Suspended live cells 10 are mixed with the library in culture medium,
as shown in FIG. 1C, and distributed into culture plates. The ratio
of cells to beads is preferably about 10:1, but can range from about
1:1 to 100:1. The suspension of cells 10 and beads 12 is mixed gently
for sufficient time to assure contact of beads 12 with suspended
cells 10. The culture plates are incubated in a tissue culture incubator
at about 4.degree. C. to about 37.degree. C., preferably 37.degree.
C., for a period of about 24 to about 72 hours. The suspension of
cells 10 and beads 12 may be kept still or mixed, either continuously
or intermittently, during the incubation period.
After the incubation period, beads 12 are observed under a dissecting
microscope. The presence of an increased number of cells 10 or beads
14 covered with a monolayer of cells, as shown in FIG. 1D, evidences
cell growth or proliferation. These beads 14 (referred to as "positive"

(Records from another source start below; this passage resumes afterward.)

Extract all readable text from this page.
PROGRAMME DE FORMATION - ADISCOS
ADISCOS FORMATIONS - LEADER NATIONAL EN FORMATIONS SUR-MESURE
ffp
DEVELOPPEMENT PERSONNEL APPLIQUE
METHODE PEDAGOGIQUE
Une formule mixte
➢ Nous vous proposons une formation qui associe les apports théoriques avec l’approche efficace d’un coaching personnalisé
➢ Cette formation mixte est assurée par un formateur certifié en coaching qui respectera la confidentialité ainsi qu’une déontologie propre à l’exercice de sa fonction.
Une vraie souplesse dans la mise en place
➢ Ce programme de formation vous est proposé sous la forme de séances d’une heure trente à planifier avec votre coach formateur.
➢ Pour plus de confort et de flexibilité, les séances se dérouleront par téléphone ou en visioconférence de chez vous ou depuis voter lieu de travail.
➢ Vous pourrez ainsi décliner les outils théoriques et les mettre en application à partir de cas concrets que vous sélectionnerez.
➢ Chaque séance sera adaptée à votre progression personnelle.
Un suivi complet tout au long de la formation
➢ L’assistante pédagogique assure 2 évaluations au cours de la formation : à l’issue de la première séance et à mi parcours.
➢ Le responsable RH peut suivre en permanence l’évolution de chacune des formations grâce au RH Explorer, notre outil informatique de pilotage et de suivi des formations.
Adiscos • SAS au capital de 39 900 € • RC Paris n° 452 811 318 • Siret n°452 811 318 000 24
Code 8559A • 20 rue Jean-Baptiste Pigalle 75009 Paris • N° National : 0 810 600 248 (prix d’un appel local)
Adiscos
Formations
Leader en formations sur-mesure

beads) are removed from the culture plates. A tetrazolium dye that
stains live, but not dead, cells can be used to facilitate the identification
and removal of the positive beads. If a dye is used, all of the
beads are removed after the incubation period and resuspended in
fresh medium in new culture plates. The dye is added. The plates
are then incubated in a tissue culture incubator at 25.degree. C.
to 37.degree. C. for about one to four hours. Live cells 10 convert
the dye to a colored metabolite, which results in beads 14 with
attached cells appearing colored, allowing them to be easily distinguished
from beads 16 without attached cells, which appear colorless, as
shown in FIG. 1E. Other dyes that stain live cells can also be used.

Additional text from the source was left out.